Г-н де ла Герш, переполненный глухой яростью, следил за ним не спуская глаз, помня однако, что граф де Паппенхейм - гость г-на де Шарней, а гостеприимство обязывало быть терпеливым.
- Ах-да! - снова заговорил граф Анри. - Вы, кажется, только что спрашивали, где и при каких обстоятельствах я узнал о мадемуазель де Сувини?
- Да, но если вам не приятно об этом говорить...
- О нет, напротив! Видите ли, я много путешествовал. Позже, когда вы достигнете возраста солдата, возможно вы также побываете во многих странах, хотя сомневаюсь, что вы повидаете больше. Вот так, к примеру, я посетил далекое, но интересное королевство Швецию, немного задвинутое во льды, к белым медведям. Однако и там, как ни странно, есть и дворяне. Имя одного из них, который принимал меня у себя в поместье, господин де Парделан.
- Вот как! - изумился Арман-Луи.
- Черт возьми, возможно, вам известно, что он француз, гугенот, как и вы?
- Он наш дальний родственник, но я его никогда не видел.
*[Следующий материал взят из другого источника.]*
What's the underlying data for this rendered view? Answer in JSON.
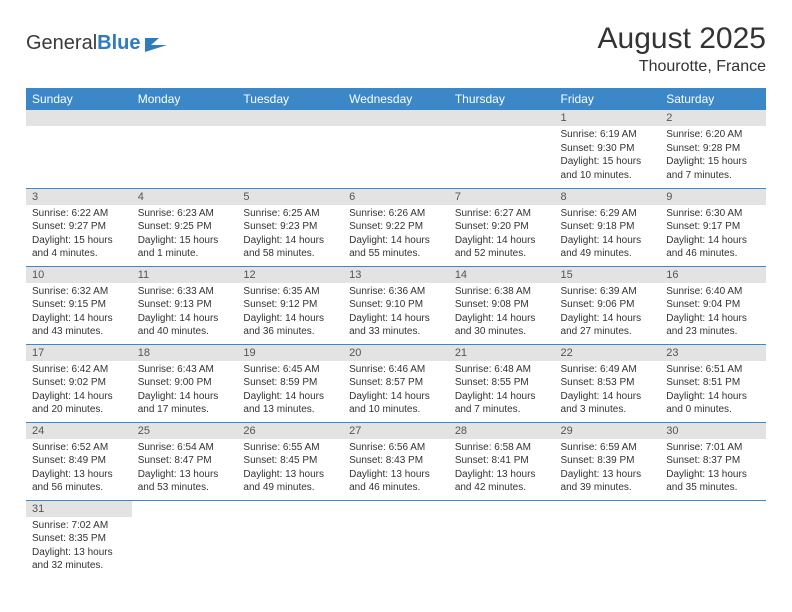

- Тем хуже для вас! В его подвалах - самые лучшие французские вина, которые я когда-либо пробовал. Господин де Парделан и рассказал мне о мадемуазель де Сувини. Он уверял меня, что ждет её вот уже четырнадцать лет.
- Двенадцать, сударь.
- Пусть двенадцать. От него я узнал, что у вашей кузины в Швеции большое состояние. В общем, она - обожаемая всеми особа, и я понимаю, почему её так надолго задержали во Франции.
Краской гнева запылало лицо Армана-Луи.
- Господин граф! - крикнул он.
- Что? - коротко спросил немец с усмешкой. - Разве она не так богата, как сказывал мне господин де Парделан? Разве не любят её в замке, если даже у меня осталась масса впечатлений от вчерашней встречи с ней?
Г-н де ла Герш только больно, до крови закусил губу.
- А поскольку, поверьте, я не сказывал ни слова неправды, давайте не будем ссориться, сударь, - добавил чужестранец и, обратив свой взор на стены галереи, проговорил холодно: - У вас тут великолепная коллекция оружия.
'У меня ещё наверняка будет какой-нибудь приятный день, когда я подержу этого Паппенхейма на острие моей шпаги!' - успокаивал себя Арман-Луи.
Настало время, когда граф Анри Годфруа должен был предстать перед г-ном де Шарней и м-ль де Сувини. Тот час манера поведения и тон его переменились.